'The Cove' dolphin activist Ric O'Barry detained in Japan

Cinema still of The Cove.

Tokyo - US animal rights activist Ric O'Barry who featured in "The Cove", a documentary about dolphin slaughter in a Japanese town, has been detained in Tokyo by immigration authorities after being denied entry to the country, his supporters said Wednesday.

O'Barry, 76, was held by immigration officials at Toyko's Narita International Airport on Monday and interrogated repeatedly, they said, citing his lawyer.

He was denied entry to Japan on a tourist visa, they said on his website "Ric O'Barry's Dolphin Project".

O'Barry appeared in "The Cove", the Oscar-winning documentary which drew worldwide attention to the annual dolphin hunt in the small Japanese town of Taiji, and has frequently visited Japan and the fishing community to protest against the killing of the mammals.

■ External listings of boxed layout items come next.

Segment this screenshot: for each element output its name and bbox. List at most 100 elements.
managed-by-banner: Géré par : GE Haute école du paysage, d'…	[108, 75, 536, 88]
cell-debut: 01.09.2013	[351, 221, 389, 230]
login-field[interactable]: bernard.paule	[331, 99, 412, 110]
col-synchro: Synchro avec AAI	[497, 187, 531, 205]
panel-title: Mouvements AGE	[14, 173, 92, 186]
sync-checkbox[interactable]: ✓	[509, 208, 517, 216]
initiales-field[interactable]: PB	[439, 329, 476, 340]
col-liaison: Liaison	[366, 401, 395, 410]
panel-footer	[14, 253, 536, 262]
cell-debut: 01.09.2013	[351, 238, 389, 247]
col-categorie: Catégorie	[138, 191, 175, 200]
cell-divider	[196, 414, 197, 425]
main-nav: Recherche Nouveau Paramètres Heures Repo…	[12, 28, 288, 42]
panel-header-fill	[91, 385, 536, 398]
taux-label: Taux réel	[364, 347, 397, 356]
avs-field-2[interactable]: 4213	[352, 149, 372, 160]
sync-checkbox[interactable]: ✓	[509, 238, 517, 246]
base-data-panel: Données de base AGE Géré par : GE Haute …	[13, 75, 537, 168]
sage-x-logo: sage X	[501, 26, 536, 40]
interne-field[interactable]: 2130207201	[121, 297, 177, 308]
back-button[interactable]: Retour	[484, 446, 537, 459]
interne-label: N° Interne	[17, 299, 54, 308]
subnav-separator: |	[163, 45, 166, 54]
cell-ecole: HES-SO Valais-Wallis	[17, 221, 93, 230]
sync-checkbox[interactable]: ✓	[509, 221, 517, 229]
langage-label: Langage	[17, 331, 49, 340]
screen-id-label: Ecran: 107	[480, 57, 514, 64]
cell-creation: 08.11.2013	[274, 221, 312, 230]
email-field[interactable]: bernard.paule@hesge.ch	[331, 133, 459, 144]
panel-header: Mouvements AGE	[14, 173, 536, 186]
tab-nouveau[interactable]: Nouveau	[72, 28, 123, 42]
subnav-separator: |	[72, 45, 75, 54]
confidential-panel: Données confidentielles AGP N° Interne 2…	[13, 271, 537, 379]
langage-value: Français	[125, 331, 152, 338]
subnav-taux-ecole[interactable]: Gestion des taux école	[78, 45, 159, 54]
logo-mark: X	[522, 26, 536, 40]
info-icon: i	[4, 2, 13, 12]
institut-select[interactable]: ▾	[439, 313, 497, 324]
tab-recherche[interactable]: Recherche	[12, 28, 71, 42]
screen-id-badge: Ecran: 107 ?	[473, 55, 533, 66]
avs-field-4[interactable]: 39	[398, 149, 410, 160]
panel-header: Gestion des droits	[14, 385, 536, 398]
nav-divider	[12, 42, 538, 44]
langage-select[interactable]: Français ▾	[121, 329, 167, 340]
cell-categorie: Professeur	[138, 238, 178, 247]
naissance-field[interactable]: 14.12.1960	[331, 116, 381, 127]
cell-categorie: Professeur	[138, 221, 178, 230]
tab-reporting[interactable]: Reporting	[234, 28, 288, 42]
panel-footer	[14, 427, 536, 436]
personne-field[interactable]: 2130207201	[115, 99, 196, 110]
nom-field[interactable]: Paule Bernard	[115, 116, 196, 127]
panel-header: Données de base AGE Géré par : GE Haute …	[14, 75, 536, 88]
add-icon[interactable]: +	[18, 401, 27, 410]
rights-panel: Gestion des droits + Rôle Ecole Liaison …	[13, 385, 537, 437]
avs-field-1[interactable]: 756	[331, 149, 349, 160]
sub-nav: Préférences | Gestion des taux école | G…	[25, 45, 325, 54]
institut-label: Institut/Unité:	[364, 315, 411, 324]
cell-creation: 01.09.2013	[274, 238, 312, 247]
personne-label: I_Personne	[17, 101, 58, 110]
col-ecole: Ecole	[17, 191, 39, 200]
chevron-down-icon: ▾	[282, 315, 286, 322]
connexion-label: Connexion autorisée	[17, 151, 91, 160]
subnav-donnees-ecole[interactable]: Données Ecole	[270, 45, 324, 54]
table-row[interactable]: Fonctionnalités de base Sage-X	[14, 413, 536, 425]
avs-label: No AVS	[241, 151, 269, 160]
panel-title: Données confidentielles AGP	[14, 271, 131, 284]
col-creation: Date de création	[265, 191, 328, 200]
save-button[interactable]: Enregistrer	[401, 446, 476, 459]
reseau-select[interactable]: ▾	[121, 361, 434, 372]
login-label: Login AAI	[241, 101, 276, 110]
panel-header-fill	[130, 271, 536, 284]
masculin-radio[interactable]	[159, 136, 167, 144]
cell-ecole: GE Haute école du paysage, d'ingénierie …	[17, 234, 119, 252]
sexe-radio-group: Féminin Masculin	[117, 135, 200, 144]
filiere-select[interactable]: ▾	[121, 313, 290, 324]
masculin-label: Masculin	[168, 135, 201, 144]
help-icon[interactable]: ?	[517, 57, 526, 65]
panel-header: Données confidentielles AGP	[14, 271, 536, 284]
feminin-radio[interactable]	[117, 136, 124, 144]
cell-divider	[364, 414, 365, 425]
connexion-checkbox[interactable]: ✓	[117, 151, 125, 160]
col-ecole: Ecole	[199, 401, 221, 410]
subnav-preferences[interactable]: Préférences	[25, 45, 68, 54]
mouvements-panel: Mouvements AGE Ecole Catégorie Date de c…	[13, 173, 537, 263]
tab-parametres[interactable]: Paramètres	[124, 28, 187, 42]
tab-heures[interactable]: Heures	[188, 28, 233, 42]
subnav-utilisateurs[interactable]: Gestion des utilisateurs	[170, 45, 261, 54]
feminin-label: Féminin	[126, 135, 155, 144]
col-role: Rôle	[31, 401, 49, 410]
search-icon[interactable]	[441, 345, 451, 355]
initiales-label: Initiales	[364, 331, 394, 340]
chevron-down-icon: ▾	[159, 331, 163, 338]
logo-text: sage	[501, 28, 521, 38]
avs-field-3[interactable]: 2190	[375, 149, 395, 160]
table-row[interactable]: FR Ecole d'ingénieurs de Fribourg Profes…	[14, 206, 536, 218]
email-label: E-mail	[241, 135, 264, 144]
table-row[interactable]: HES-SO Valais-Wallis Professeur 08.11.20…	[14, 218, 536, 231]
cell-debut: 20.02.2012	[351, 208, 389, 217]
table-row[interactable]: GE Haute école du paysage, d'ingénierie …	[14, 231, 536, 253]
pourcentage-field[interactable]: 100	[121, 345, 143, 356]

The Tokyo Immigration Bureau said it cannot comment on individual cases, citing privacy rules.

It is not the first time O'Barry has been detained by Japanese authorities.

Last September he was arrested near Taiji on the eve of the start of the controversial six-month dolphin hunt, for allegedly failing to carry his passport after being stopped by police.

He was released the following night.

In recent years, Japanese police have dispatched more officers to Taiji during the hunt in anticipation of possible clashes between locals and activists from conservation group Sea Shepherd.

During the current detention immigration officials accused him of making "The Cove" movie and collaborating with Sea Shepherd, which he denied, the supporters said, citing his lawyer.

O'Barry's attorney could not immediately be reached for comment.

"I feel I am being used as a figurehead representing all Western activists," he said through his son, Lincoln O'Barry, on the website.

The last social networking post by O'Barry himself is an Instagram photo with the comment: "Here we go again...", showing an immigration sign apparently at a Japanese airport, dated Sunday.

O'Barry first found fame in the 1960s for catching and training five dolphins for the well-known TV series "Flipper", but he has recently fought against keeping the mammals in captivity.